Souping up business: Hipster bringing the bacon to Brooklyn

Shane McGarvey hand delivers his homemade jars of soup around Williamsburg on foot.
Photo by Stefano Giovannini

This beardo’s mason jar is bubbling over.

Not content to bring bacon soup only to the people of Williamsburg, Shane McGarvey has rented a commercial kitchen in Bedford-Stuyvesant and partnered with an online food seller to bring hid delectable soups to the rest of the borough.

McGarvey started out making a variety of soups in his Williamsburg apartment, then personally delivering them in recyclable quart-sized mason jars. His most popular soups use bacon as a key ingredient, and after his small business saw a surge in customers this spring, he rented the shared commercial kitchen and expanded his deliveries to Park Slope.

McGarvey became infamous around Brooklyn in April thanks to a Brooklyn Paper story that quickly went viral — mostly with the help of detractors who saw him as a veritable poster boy of hipsterism.

The soupman embraced his sudden internet fame, linking to the story in all of his company e-mails.

“I’m thinking of changing the company name to embrace some of those comments,” McGarvey said. “I wanted my tagline to be ‘Go back to Maine, beardo.’ ”

This week, he made an agreement with Good Eggs, a San Francisco-based company that will help him distribute throughout Brooklyn starting this summer.

“We loved Shane’s product and he sources a lot of his ingredients locally, so it’s a good fit,” said Good Eggs founding farmer Josh Morgenthau.

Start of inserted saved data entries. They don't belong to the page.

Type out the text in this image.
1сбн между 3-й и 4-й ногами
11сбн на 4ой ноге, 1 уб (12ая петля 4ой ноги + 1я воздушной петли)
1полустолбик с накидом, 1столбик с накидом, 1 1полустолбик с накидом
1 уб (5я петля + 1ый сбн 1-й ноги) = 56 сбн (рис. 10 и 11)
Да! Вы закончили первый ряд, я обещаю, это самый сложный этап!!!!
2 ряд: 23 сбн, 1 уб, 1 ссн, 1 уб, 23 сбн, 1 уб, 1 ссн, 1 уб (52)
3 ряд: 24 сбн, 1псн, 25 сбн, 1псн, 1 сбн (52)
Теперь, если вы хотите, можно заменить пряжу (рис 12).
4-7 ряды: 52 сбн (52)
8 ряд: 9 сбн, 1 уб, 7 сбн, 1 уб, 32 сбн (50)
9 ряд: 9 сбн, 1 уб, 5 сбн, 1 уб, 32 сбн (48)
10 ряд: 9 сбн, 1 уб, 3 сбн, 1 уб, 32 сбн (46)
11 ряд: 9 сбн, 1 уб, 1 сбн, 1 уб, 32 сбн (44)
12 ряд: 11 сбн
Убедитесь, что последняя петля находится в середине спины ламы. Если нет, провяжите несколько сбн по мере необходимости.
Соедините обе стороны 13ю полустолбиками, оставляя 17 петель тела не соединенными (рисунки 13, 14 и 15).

Until Good Eggs gets its distribution up and running in Brooklyn, McGarvey is still in charge of his own deliveries. And since he refuses to ditch the heavy recyclable mason jars, he’s now considering a soup-ed up bike.

“I’ve talked to some bike manufacturers about building me a tricycle with a locking cooler,” said McGarvey, 39.

McGarvey attributes his success on his stellar soup-making methods.

“Anyone can put stock in a pot and add vegetables and call it soup,” he said. “It’s another thing to slow cook a pig’s neck.”